K2VC
- Native name: 险峰
- Formerly: China Renaissance K2 Ventures
- Company type: Private
- Industry: Venture capital
- Founded: 2010; 16 years ago
- Founders: Chen Keyi; Bao Fan;
- Headquarters: Beijing, China
- AUM: US$1.4 billion (2024)
- Website: www.k2vc.com

= K2VC =

Chinese venture capital firm

K2VC (Xiǎnfēng (险峰)) is a Chinese venture capital (VC) firm headquartered in Beijing that focuses on angel investing and early stage companies.

As of 2024, K2VC has invested in over 700 companies.

== Background ==

The firm was founded in 2010 by Chen Keyi and China Renaissance founder Bao Fan. It originally operated under the name China Renaissance K2 Ventures. The name came from K2, the world's second-highest mountain.

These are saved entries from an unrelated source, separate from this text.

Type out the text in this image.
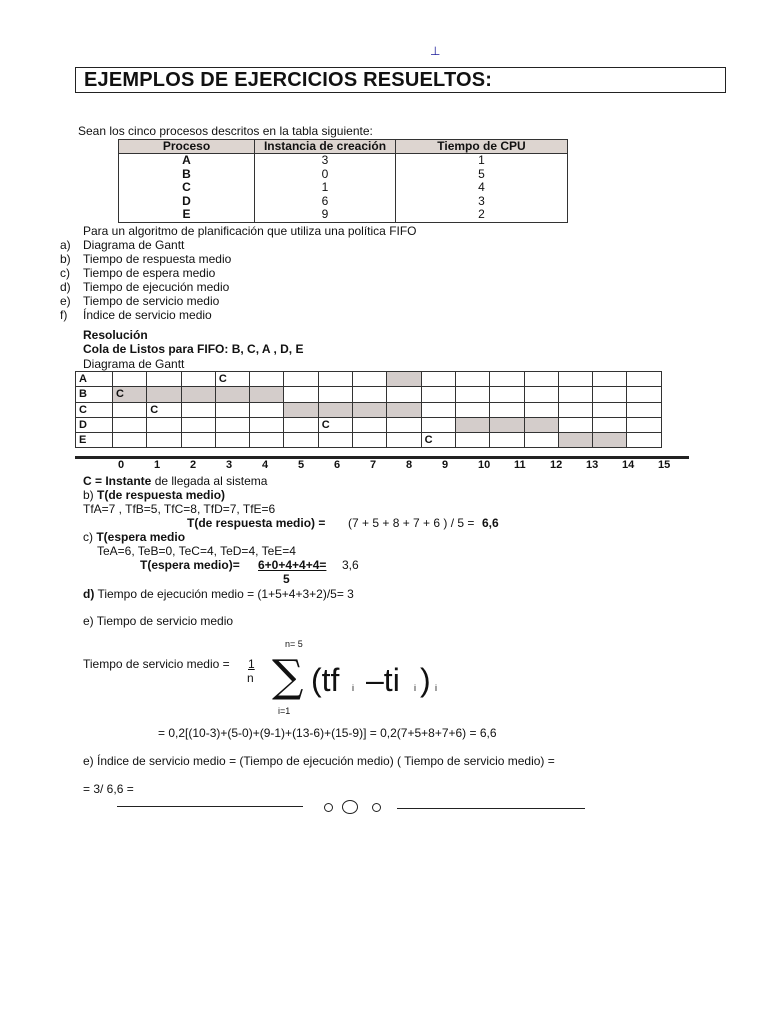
⊥
EJEMPLOS DE EJERCICIOS RESUELTOS:
Sean los cinco procesos descritos en la tabla siguiente:
Proceso	Instancia de creación	Tiempo de CPU
A	3	1
B	0	5
C	1	4
D	6	3
E	9	2
Para un algoritmo de planificación que utiliza una política FIFO
a) Diagrama de Gantt
b) Tiempo de respuesta medio
c) Tiempo de espera medio
d) Tiempo de ejecución medio
e) Tiempo de servicio medio
f) Índice de servicio medio
Resolución
Cola de Listos para FIFO: B, C, A , D, E
Diagrama de Gantt
A				C												
B	C															
C		C														
D							C									
E										C						
0	1	2	3	4	5	6	7	8	9	10 11 12 13 14 15
C = Instante de llegada al sistema
b) T(de respuesta medio)
TfA=7 , TfB=5, TfC=8, TfD=7, TfE=6
T(de respuesta medio) = (7 + 5 + 8 + 7 + 6 ) / 5 = 6,6
c) T(espera medio
TeA=6, TeB=0, TeC=4, TeD=4, TeE=4
T(espera medio)= 6+0+4+4+4= 3,6
5
d) Tiempo de ejecución medio = (1+5+4+3+2)/5= 3
e) Tiempo de servicio medio
n= 5
Tiempo de servicio medio = 1
n ∑ (tf i –ti i ) i
i=1
= 0,2[(10-3)+(5-0)+(9-1)+(13-6)+(15-9)] = 0,2(7+5+8+7+6) = 6,6
e) Índice de servicio medio = (Tiempo de ejecución medio) ( Tiempo de servicio medio) =
= 3/ 6,6 =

K2VC historically focuses on companies in the technology, media and telecommunications (TMT) sector as an angel investor.

In December 2015, the firm changed its name to K2VC and ceased using the China Renaissance name. K2VC operates independently of China Renaissance.

In 2016, K2VC launched its first venture capital fund with a focus on investments in the healthcare sector.

In 2017, Li Li who was a K2VC managing partner left the firm to found Next Capital which K2VC invested in as a limited partner. In January 2019, K2VC served ties with Next Capital and publicly issued a statement attacking Next Capital for allegedly stealing confidential information from it.